Compiling the historical record for public review and discussion also addresses some of the concerns over how the government is conducting consultations on the formal apology.

“We need to engage with all our communities and generations around this chapter of our history for genuine reconciliation to transpire. But right now, the current consultation process is not structured to fully realize that, and as a result British Columbians do not know what they are apologizing for,” explained Jenny Kwan, MLA for Vancouver Mount Pleasant.

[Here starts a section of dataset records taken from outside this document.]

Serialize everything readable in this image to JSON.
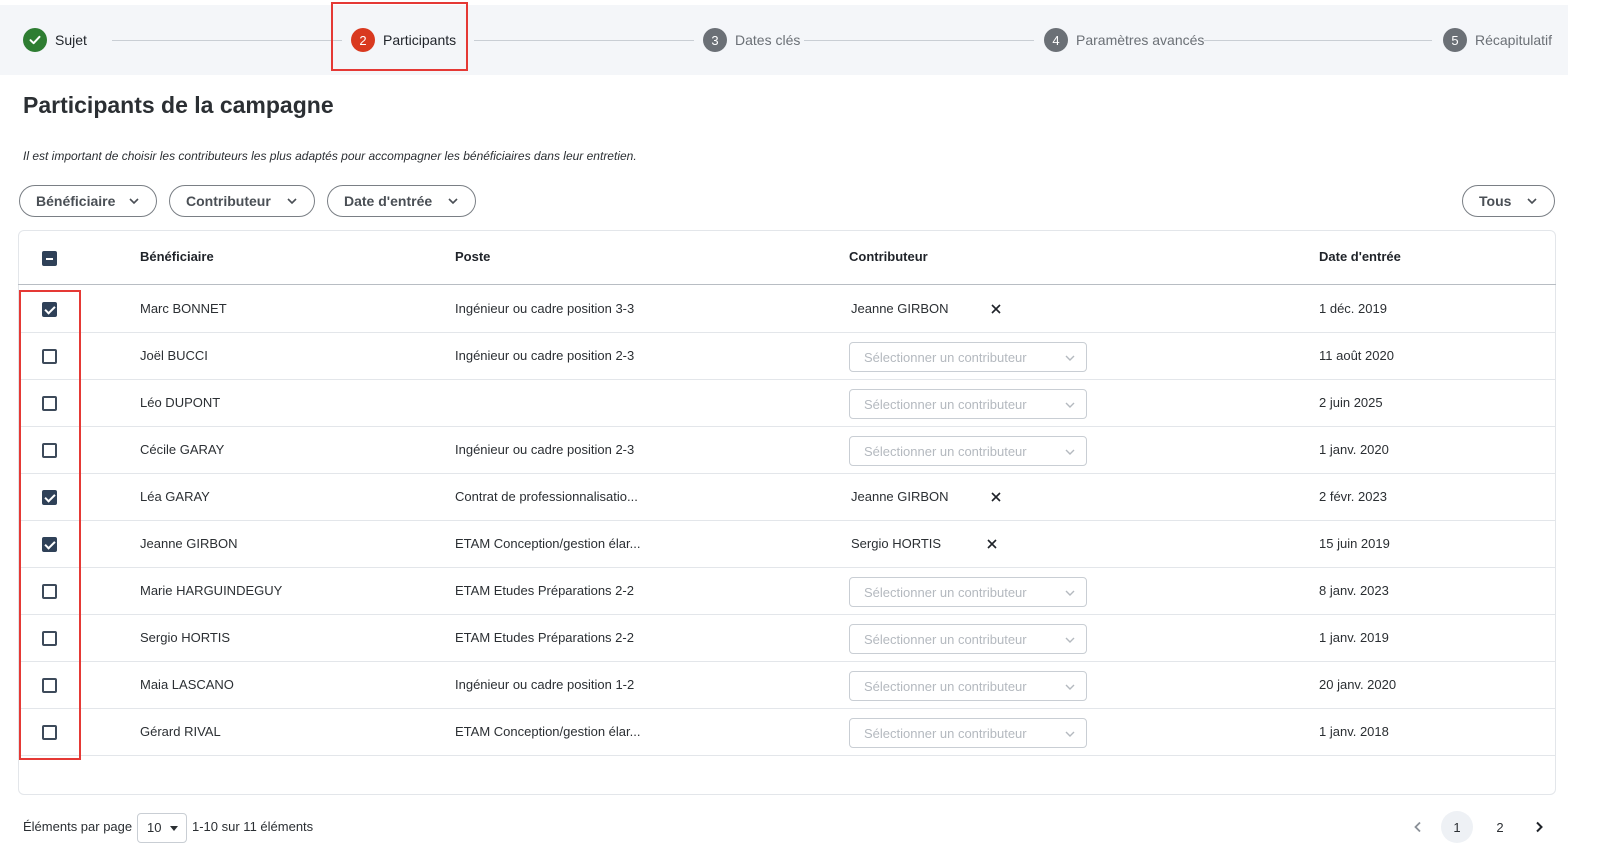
{
  "stepper": {
    "steps": [
      {
        "number": "1",
        "label": "Sujet",
        "state": "done"
      },
      {
        "number": "2",
        "label": "Participants",
        "state": "active"
      },
      {
        "number": "3",
        "label": "Dates clés",
        "state": "todo"
      },
      {
        "number": "4",
        "label": "Paramètres avancés",
        "state": "todo"
      },
      {
        "number": "5",
        "label": "Récapitulatif",
        "state": "todo"
      }
    ]
  },
  "page": {
    "title": "Participants de la campagne",
    "description": "Il est important de choisir les contributeurs les plus adaptés pour accompagner les bénéficiaires dans leur entretien."
  },
  "filters": {
    "beneficiaire": "Bénéficiaire",
    "contributeur": "Contributeur",
    "date_entree": "Date d'entrée",
    "status": "Tous"
  },
  "table": {
    "headers": {
      "beneficiaire": "Bénéficiaire",
      "poste": "Poste",
      "contributeur": "Contributeur",
      "date_entree": "Date d'entrée"
    },
    "select_placeholder": "Sélectionner un contributeur",
    "rows": [
      {
        "checked": true,
        "name": "Marc BONNET",
        "poste": "Ingénieur ou cadre position 3-3",
        "contributeur": "Jeanne GIRBON",
        "date": "1 déc. 2019"
      },
      {
        "checked": false,
        "name": "Joël BUCCI",
        "poste": "Ingénieur ou cadre position 2-3",
        "contributeur": "",
        "date": "11 août 2020"
      },
      {
        "checked": false,
        "name": "Léo DUPONT",
        "poste": "",
        "contributeur": "",
        "date": "2 juin 2025"
      },
      {
        "checked": false,
        "name": "Cécile GARAY",
        "poste": "Ingénieur ou cadre position 2-3",
        "contributeur": "",
        "date": "1 janv. 2020"
      },
      {
        "checked": true,
        "name": "Léa GARAY",
        "poste": "Contrat de professionnalisatio...",
        "contributeur": "Jeanne GIRBON",
        "date": "2 févr. 2023"
      },
      {
        "checked": true,
        "name": "Jeanne GIRBON",
        "poste": "ETAM Conception/gestion élar...",
        "contributeur": "Sergio HORTIS",
        "date": "15 juin 2019"
      },
      {
        "checked": false,
        "name": "Marie HARGUINDEGUY",
        "poste": "ETAM Etudes Préparations 2-2",
        "contributeur": "",
        "date": "8 janv. 2023"
      },
      {
        "checked": false,
        "name": "Sergio HORTIS",
        "poste": "ETAM Etudes Préparations 2-2",
        "contributeur": "",
        "date": "1 janv. 2019"
      },
      {
        "checked": false,
        "name": "Maia LASCANO",
        "poste": "Ingénieur ou cadre position 1-2",
        "contributeur": "",
        "date": "20 janv. 2020"
      },
      {
        "checked": false,
        "name": "Gérard RIVAL",
        "poste": "ETAM Conception/gestion élar...",
        "contributeur": "",
        "date": "1 janv. 2018"
      }
    ]
  },
  "footer": {
    "per_page_label": "Éléments par page",
    "per_page_value": "10",
    "range_text": "1-10 sur 11 éléments",
    "pages": [
      "1",
      "2"
    ],
    "current_page": "1"
  },
  "colors": {
    "done": "#2e7d32",
    "active": "#d9391f",
    "highlight": "#e53935",
    "checkbox": "#2f4158"
  }
}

Added Bruce Ralston, New Democrat critic for multiculturalism: “New Democrats, given our long support for a formal apology and reconciliation, are committed to a full engagement process. For that purpose, we are also organizing a cross-cultural forum to review and discuss the contents of this archive with members from different communities and young people at the Wosk Centre of Dialogue during the first week of February.”